Mam taki kazus z Materiałów do nauki prawa karnego materialnego Woltersa, który sprawił mi problem. Oto on : Policja została wezwana do znanej w mieście meliny, gdzie miała miejsce bójka na noże. Po przybyciu na miejsce, policjanci znaleźli tam dwóch silnie krwawiących osobników z licznymi ranami ciętymi i kłutymi. Wezwano karetkę, która przybyła po chwili. Lekarz pogotowia zwrócił uwagę na leżące na podłodze strzykawki z brunatną zawartością, a ostrożnie odchyliwszy ramię jednego z rannych, stwierdził ślady po licznych ukłuciach igły. Wobec tego odmówił udzielenia pomocy opatrunkowej i reanimacyjnej z obawy przed zarażeniem się wirusem HIV, argumentując, że na wyposażeniu karetki nie ma odzieży ochronnej i rękawic stosowanych w takich wypadkach. Wówczas jeden z policjantów Edward S. zagroził lekarzowi bronią, żądając udzielenia pomocy, a na stwierdzenie lekarza "nie wygłupiaj się pan", zareagował z właściwą sobie impulsywnością, tj. wypalił z pistoletu tak, że kula zraniła lekarza w ucho. Przerażony lekarz przystąpił do reanimacji. Pochylając się nad jednym z rannych zakaził zranione ucho krwią ofiary. Wkrótce, po przeprowadzeniu badań laboratoryjnych okazało się, że obaj ranni byli chorzy na AIDS.

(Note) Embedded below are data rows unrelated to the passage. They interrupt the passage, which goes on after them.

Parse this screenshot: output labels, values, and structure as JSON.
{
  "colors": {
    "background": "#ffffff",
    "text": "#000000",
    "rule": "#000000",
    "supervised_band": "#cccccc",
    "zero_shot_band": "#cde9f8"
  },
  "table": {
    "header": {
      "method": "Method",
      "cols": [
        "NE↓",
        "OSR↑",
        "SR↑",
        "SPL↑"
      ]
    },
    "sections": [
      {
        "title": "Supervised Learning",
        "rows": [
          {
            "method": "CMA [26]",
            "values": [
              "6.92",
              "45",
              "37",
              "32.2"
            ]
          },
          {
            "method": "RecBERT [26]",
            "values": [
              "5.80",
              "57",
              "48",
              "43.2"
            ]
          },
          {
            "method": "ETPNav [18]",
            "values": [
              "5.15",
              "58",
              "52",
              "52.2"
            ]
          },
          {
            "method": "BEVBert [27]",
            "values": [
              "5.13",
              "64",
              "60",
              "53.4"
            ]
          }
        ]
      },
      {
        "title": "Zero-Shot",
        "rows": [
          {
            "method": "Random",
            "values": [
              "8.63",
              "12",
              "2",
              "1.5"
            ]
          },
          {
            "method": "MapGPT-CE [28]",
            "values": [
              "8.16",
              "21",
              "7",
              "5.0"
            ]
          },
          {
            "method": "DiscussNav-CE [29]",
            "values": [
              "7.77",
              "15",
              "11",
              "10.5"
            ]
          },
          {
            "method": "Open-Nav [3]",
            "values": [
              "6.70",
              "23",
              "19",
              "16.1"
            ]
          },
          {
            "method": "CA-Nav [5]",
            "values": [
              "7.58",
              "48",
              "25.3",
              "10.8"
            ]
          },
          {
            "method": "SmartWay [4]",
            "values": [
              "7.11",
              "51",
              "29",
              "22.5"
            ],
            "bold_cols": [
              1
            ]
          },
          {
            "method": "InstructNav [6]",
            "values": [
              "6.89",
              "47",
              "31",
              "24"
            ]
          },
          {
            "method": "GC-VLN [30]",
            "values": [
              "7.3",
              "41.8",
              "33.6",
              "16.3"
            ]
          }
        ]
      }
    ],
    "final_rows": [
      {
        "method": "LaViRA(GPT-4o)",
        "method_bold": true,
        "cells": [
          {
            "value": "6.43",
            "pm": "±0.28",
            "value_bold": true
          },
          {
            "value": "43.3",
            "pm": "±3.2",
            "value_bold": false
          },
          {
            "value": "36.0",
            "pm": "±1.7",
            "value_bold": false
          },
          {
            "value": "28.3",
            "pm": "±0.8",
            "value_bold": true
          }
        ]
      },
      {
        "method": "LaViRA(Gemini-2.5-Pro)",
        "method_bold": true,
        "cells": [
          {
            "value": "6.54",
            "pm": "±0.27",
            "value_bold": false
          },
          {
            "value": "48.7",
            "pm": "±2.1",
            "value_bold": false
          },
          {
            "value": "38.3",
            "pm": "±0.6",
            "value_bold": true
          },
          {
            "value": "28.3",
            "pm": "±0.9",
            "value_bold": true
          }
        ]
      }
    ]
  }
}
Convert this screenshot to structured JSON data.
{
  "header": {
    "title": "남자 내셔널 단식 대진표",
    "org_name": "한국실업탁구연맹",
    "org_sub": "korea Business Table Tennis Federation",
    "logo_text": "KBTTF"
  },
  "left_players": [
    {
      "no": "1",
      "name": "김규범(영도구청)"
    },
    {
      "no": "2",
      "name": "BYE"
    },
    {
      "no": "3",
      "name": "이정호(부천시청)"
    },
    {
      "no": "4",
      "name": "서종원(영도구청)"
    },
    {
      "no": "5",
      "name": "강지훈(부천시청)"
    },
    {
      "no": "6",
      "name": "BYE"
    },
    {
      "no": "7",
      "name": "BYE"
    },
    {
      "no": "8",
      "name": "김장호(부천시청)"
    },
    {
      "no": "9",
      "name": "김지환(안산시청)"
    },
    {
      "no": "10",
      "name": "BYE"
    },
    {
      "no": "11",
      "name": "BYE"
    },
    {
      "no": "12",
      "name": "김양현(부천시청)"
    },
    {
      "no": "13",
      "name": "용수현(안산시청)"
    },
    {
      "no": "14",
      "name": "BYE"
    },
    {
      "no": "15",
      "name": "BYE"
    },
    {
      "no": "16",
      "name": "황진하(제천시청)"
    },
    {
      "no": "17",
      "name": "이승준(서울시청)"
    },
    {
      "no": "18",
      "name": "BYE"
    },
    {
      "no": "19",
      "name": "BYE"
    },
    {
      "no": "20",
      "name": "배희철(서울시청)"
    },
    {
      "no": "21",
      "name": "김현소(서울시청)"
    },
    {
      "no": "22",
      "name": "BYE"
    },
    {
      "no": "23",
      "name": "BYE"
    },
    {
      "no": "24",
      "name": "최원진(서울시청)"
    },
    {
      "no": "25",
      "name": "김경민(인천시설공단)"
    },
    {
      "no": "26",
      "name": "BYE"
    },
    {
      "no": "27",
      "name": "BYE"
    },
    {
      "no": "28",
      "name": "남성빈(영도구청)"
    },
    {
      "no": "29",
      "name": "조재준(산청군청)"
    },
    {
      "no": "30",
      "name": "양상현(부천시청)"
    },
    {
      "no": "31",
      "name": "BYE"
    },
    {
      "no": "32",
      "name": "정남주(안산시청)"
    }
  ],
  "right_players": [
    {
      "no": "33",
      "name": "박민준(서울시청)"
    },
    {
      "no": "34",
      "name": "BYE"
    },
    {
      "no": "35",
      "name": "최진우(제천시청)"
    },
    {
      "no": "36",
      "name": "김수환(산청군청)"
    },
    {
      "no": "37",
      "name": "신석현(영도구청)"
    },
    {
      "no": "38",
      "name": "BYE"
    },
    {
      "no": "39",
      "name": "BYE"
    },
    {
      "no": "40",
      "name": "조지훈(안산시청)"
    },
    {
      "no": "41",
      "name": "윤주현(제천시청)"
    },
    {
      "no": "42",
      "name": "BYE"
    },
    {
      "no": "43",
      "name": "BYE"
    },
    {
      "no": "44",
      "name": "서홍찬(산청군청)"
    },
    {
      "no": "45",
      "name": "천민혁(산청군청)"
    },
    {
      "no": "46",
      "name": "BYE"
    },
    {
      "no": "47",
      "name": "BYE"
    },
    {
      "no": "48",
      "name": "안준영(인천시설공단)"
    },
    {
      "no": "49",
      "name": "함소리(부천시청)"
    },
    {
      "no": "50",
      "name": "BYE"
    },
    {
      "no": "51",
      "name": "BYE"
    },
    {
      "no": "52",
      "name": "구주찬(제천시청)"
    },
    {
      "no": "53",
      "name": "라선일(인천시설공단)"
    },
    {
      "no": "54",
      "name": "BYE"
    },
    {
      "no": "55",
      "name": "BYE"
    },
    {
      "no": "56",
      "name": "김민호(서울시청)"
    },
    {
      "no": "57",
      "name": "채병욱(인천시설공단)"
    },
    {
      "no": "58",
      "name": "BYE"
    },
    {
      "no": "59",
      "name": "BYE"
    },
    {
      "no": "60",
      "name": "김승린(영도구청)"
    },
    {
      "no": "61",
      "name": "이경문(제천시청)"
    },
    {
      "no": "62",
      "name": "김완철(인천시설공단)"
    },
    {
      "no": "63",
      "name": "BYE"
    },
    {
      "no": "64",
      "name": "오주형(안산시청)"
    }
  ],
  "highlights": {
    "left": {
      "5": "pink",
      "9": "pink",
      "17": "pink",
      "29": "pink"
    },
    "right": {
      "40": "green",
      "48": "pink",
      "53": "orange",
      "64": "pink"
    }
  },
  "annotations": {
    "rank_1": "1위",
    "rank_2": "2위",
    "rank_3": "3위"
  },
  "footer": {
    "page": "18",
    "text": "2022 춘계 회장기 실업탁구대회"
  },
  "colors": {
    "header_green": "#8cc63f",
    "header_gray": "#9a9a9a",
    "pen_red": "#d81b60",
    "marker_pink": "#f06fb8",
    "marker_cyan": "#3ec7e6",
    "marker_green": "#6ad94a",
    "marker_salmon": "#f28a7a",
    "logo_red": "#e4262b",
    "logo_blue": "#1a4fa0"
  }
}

Na pierwszy rzut oka zachodzą na siebie kontratypy policjanta i lekarza, ale już sam nie wiem.
Bardzo proszę o podanie możliwej kwalifikacji prawnej czynu i krótkiego uzasadnienia. Z góry dziękuję
O jasssssny takie przypadku, chyba życie by nie wymyśliło, wydaje mi się, e lekarz miał prawo odmówić, bo narażenie życia i zdrowia, chociaż to wyposażenie karetki to jakaś bzdura.
Co do Policjanta to przecież nie miał prawa użycia przymusu bezpośredniego, żadna z okoliczności ją uzasadniających moim zdaniem nie zachodziła.
co byś nie wymyślił to i tak by były ze cztery czytania a po 5 latach ostaną się jakieś kontratypy,przekroczenia...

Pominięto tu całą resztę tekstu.